Monday, March 31, 2008

We live not to eat, but we eat to live!

Fruit and vegetables should make up about a third of the food you eat each day - it is important that you eat a variety in order to benefit from different nutrients. Five portions of about 80grams a day is a good, attainable target - this could be a handful of grapes, half a pepper or 2 medium plums for example. Try counting your portions of fruit and vegetables every day and find ways to add fruit and vegetables to every meal. Mashed carrot, swede and sweet potato are full of nutrients and make a tasty alternative to traditional mashed potato - steam first and season with black pepper and a little butter. You could even serve with vegetarian sausages for a meat free twist to Bangers and Mash! Avocados contain more fat than most fruit and veg but can be eaten in moderation as they contain monounsaturated fatty acids which may help to lower cholesterol levels in the blood.
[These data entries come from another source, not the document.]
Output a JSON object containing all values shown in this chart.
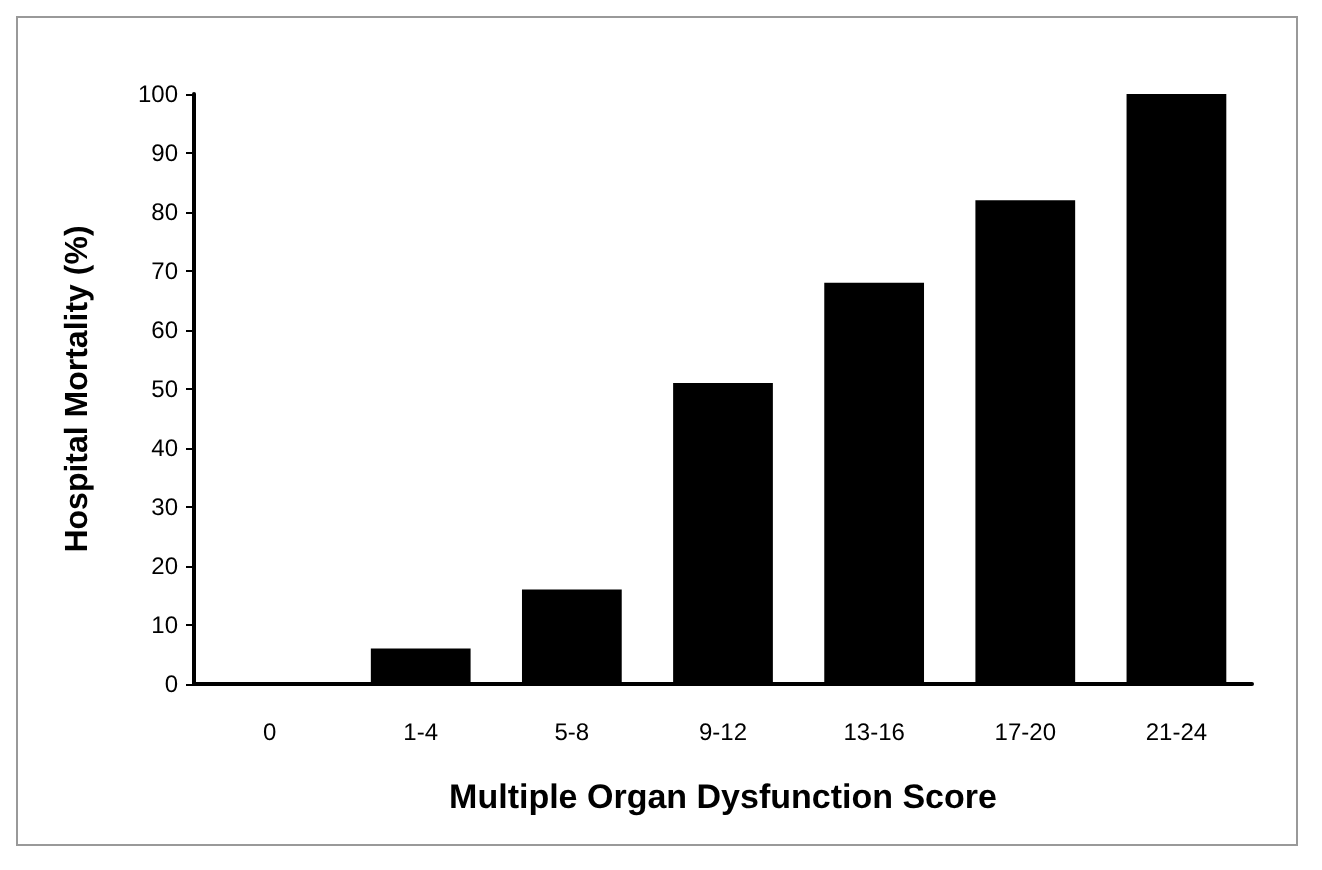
{
  "chart_data": {
    "type": "bar",
    "xlabel": "Multiple Organ Dysfunction Score",
    "ylabel": "Hospital Mortality (%)",
    "categories": [
      "0",
      "1-4",
      "5-8",
      "9-12",
      "13-16",
      "17-20",
      "21-24"
    ],
    "values": [
      0,
      6,
      16,
      51,
      68,
      82,
      100
    ],
    "color": "#000000",
    "ylim": [
      0,
      100
    ],
    "yticks": [
      0,
      10,
      20,
      30,
      40,
      50,
      60,
      70,
      80,
      90,
      100
    ],
    "grid": false
  }
}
Avocados also contain lots of vitamins and minerals, including vitamin E and vitamin B6. Add sliced avocado to salads and mix with reduced fat mozzarella, toasted pine nuts, tomato and basil. Spinach is another great source of vitamin C and also contains iron and folic acid - good for healthy blood and circulation - fill tortilla wraps with spinach, peppers and a little ricotta cheese for a delicious snack.